Commenting about the General Entertainment Authority that changed much of the societal landscape, Al-Haidari said: “I find it to be amazing. Who would have thought a year ago that World Wrestling Entertainment (WWE) would come and have an event here? Who would have thought that we would get (Algerian musician) Cheb Khaled or (US hip-hop artist) Nelly to come and perform in Saudi? Who would have thought that it would have been this easy and quick to establish cinemas, female gyms, even a whole opera theater a year ago? Of course, we still want more, and much more. But the trend is going so quick and so fast showing that we are to expect great events and functions to come in the near future.”

YouTuber Rahaf Jambi, 27, described how the country’s economy has diversified. “We just don’t count on oil now, the economy is growing better. It’s true that we are at war with Yemen, but this didn’t stop the Kingdom from growing and there are a lot of improvements, there are a lot of human rights fulfilled. Women driving, this is one of the main important things that happened and it will be good for the Kingdom because it will improve the market.

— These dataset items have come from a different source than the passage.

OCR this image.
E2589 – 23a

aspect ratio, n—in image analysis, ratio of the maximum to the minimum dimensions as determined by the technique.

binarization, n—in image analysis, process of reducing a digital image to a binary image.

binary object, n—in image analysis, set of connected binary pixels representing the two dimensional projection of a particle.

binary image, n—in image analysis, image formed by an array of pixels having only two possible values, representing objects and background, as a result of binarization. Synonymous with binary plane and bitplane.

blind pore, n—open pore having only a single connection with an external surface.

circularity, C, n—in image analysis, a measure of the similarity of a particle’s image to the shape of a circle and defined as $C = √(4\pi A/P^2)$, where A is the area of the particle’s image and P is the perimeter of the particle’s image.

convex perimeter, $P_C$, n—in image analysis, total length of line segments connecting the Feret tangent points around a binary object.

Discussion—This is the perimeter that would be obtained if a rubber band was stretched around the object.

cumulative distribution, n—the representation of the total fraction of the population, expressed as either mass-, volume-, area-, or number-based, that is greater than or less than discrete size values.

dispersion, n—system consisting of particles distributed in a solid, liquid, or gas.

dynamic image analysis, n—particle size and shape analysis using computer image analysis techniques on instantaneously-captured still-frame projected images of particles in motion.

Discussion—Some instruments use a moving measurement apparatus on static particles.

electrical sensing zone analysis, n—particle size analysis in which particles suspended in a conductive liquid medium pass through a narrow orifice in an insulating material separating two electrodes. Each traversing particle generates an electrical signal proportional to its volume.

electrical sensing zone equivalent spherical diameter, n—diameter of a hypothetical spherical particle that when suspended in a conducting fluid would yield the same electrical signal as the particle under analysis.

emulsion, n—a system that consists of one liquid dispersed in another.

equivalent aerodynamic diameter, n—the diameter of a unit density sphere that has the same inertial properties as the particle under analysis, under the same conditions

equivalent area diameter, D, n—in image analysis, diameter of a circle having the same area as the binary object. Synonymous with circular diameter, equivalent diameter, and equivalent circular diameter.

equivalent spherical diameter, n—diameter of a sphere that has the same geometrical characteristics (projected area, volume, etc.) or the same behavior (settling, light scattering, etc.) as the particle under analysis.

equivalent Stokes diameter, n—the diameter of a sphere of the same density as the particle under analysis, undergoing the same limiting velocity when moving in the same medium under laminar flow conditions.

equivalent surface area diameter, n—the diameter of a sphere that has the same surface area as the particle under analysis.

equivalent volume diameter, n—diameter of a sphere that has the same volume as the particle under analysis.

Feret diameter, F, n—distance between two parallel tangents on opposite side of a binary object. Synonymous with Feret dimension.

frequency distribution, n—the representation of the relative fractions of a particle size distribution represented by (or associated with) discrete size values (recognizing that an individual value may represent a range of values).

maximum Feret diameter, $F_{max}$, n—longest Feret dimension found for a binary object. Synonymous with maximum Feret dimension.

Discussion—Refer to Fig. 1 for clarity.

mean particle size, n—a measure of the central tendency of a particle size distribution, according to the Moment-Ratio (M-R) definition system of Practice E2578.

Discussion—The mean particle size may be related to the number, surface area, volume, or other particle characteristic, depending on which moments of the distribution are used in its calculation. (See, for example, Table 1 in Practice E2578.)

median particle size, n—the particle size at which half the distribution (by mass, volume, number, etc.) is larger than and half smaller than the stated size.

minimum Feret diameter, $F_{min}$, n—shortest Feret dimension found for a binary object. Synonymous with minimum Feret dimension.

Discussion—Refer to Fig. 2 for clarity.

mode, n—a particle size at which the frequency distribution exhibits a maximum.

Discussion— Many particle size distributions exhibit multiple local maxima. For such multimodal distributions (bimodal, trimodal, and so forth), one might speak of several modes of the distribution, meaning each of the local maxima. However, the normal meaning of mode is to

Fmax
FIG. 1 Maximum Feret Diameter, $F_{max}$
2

“Women will not have to rely on drivers. It’s a better opportunity for Saudis to work in transportation companies such as Uber and Careem, even the girls can work in this field, and girls can become police officers,” Jambi told Arab News. 

“Having cinema in the Kingdom is a good thing — we will have more Saudi movies and movies that will be produced in Saudi Arabia. It’s going to be a good environment for Saudi talent.”

With women working in the same fields as men and reaching high ranks, and the many women emerging in the media, Jambi added: “I see a bright future for women.”

Jambi said he hoped big name world brands such as Apple would come to the Kingdom. “We need the Apple store in the Kingdom, we need a lot of brands to open in the Kingdom.”